Okay, so this guy was probably Wakandan. He definitely had the accent, although it differed slightly from T’challa’s. Tony shrugged. He was terrified, but really? This was same old same old. And his heart was beating really fast but it was more from looking at the guy’s super muscular muscles than anything.
“So you are Tony stark. The man Obadiah Stane wanted me to kill,” Gorilla guy said, stroking his unfairly symmetrical chin. Gorilla guy was a good nickname, right? Because the guy was sure built like one. Then his words registered.
“Wait- You- Obie?” No. it couldn’t be. Maybe some other person, using Obadiah’s identity.
“This man.” A picture was thrust in front of his face and yup, that was definitely him. His captor took in his expression. “You are surprised.”
“Well . . . yeah,” Tony said defensively. “I mean why on earth would he- oh. Weapons.”
Gorilla guy was looking angry now. “What weapons?”
“The ones I refused to build,” Tony said bitterly. “I’m trying to turn my company in a new direction. Technology for clean energy. Guess he hated that more than I thought.” His arms were starting to ache from being tied behind him. “Look, he probably paid you a lot of money to kill me but I can double whatever it is.”
“I’m not going to kill you,” the man said.
Tony cocked his head. “You’re not?” Well that was a plot twist.
“You seem honest,” Gorilla guy told him. “I have no interest in your American money, Hanuman provides everything my tribe needs.”
“Who?” Tony asked, feeling a little lost.
The man grunted in annoyance. “Never mind. I suppose I should let you go.” he signaled to one of his men, who stepped forward and let Tony’s hands free.
“O-okay,” Tony said, at a complete loss. He rubbed at his wrists where there was strangely no rope burn. This had literally never happened before. “Uhh can I get your name, big guy?” The men in the background snickered.
The man drew himself up proudly, somehow managing to appear even bigger. “I am M’baku. Leader of the Jabari tribe.”
“Right, right,” Tony muttered. “So no offense, why aren’t you killing me? Also, how’d you even get me?”
“Stane heard we were savages,” M’baku said distastefully. “He offered us what I assume is a large sum of money to capture and kill you.”
“And you’re not going with that, because?” Tony prompted.
“We are not savages!” M’baku roared. “We have our own justice system that does not include mercenary work.You have done nothing wrong in any case. And as I told you, we have no need for money.”

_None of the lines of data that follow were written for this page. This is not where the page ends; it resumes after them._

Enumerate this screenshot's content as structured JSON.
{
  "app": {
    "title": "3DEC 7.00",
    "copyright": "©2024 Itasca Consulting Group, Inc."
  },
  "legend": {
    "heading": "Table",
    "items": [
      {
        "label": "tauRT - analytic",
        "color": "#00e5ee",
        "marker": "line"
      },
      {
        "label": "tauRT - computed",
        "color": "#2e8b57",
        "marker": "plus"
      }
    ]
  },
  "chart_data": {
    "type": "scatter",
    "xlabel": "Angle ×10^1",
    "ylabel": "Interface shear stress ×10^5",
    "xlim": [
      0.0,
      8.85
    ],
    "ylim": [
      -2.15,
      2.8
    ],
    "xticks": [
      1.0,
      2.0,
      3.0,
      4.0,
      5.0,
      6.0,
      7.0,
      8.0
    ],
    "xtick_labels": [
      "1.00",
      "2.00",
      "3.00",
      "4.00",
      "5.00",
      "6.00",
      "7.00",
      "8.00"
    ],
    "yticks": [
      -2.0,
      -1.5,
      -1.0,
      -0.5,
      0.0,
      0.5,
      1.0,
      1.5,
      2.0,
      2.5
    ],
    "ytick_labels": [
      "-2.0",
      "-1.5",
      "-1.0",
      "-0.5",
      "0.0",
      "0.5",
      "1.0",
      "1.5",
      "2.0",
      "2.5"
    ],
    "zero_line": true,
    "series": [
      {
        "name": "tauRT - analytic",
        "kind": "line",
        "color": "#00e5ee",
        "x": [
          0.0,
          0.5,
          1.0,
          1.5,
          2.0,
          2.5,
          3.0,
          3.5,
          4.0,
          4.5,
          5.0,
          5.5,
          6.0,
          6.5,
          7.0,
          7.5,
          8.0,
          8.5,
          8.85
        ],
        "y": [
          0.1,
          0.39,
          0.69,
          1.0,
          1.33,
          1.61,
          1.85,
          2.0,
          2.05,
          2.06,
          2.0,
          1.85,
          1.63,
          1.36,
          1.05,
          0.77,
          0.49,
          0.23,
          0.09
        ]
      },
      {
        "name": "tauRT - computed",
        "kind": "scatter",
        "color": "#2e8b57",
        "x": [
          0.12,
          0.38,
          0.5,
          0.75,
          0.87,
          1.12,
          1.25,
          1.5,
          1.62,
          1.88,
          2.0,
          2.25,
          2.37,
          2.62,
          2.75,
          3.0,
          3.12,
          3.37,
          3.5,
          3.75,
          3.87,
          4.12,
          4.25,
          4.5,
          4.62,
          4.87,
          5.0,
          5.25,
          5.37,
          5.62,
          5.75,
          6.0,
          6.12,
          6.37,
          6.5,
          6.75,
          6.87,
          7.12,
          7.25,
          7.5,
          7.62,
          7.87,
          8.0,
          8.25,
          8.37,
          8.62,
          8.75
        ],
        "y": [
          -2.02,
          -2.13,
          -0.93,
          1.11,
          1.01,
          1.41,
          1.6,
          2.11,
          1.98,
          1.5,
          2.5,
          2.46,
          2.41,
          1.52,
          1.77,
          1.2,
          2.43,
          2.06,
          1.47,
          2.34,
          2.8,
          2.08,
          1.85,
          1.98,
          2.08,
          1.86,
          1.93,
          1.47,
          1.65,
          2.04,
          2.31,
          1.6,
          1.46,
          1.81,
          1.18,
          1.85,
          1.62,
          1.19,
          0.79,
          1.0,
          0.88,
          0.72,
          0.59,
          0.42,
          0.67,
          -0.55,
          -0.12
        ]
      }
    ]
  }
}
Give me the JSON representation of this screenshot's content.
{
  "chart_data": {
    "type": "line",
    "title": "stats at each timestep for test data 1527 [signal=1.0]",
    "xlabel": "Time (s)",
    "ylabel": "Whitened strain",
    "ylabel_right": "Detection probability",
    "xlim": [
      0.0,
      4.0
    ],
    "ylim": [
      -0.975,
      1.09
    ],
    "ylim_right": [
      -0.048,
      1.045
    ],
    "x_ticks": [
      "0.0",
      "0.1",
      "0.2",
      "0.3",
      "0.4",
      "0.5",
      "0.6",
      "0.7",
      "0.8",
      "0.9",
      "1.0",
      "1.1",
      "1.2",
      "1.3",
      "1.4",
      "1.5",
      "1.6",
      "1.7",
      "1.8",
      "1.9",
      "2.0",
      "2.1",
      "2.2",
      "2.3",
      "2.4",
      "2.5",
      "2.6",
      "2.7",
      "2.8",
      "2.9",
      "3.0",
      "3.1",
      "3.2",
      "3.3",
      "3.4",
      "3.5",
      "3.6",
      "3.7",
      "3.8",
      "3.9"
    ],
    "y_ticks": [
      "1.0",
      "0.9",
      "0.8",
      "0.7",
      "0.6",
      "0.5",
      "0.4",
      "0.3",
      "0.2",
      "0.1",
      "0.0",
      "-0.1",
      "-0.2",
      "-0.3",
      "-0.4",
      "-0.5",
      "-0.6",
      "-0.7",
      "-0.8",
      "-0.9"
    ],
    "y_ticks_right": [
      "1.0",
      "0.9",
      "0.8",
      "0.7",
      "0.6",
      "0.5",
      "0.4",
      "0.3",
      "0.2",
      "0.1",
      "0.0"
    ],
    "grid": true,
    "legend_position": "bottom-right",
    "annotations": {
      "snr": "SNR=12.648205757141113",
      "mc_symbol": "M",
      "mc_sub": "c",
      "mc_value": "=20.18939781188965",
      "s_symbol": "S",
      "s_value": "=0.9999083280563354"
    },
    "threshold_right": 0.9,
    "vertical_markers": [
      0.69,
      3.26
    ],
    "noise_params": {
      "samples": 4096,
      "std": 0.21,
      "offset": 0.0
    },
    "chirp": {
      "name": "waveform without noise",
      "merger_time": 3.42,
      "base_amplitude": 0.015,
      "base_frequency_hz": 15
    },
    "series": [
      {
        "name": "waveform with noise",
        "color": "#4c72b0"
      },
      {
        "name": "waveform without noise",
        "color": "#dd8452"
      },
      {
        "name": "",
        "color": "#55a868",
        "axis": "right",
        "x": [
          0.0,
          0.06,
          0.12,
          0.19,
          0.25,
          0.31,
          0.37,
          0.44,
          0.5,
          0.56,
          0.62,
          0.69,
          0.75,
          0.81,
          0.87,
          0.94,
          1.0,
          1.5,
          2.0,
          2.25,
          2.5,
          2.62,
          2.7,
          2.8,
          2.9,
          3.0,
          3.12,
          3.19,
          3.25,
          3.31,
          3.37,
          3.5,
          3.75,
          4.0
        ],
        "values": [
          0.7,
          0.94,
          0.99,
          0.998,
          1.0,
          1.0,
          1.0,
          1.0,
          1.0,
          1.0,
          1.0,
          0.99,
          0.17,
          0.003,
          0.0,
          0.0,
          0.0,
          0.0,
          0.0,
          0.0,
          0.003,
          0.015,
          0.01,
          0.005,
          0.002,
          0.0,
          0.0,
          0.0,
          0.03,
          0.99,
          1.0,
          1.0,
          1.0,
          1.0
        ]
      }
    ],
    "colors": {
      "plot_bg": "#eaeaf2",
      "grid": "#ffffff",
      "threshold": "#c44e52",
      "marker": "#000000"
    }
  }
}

“Well I’m certainly not complaining,” Tony said. “How’d you manage the kidnapping though?”
M’baku smiled a mischievous large smile that set Tony’s heart fluttering a little. “King T’challa let us take you.”
“I suppose I’ll be having a word with him,” Tony said mildly. Or not. Was this even a kidnapping? He’d only even stayed tied up for like two seconds. (lame)
“Ahh, don’t blame him,’ M’baku said, waving his hand dismissively. “I told him I wanted you to warm my bed if you were so willing. He didn't know about Stane.”
Tony nearly choked over his haste to reply. “Well it seems a shame to lie to him like that.”
M’baku stared him down. “Who said that was a lie?”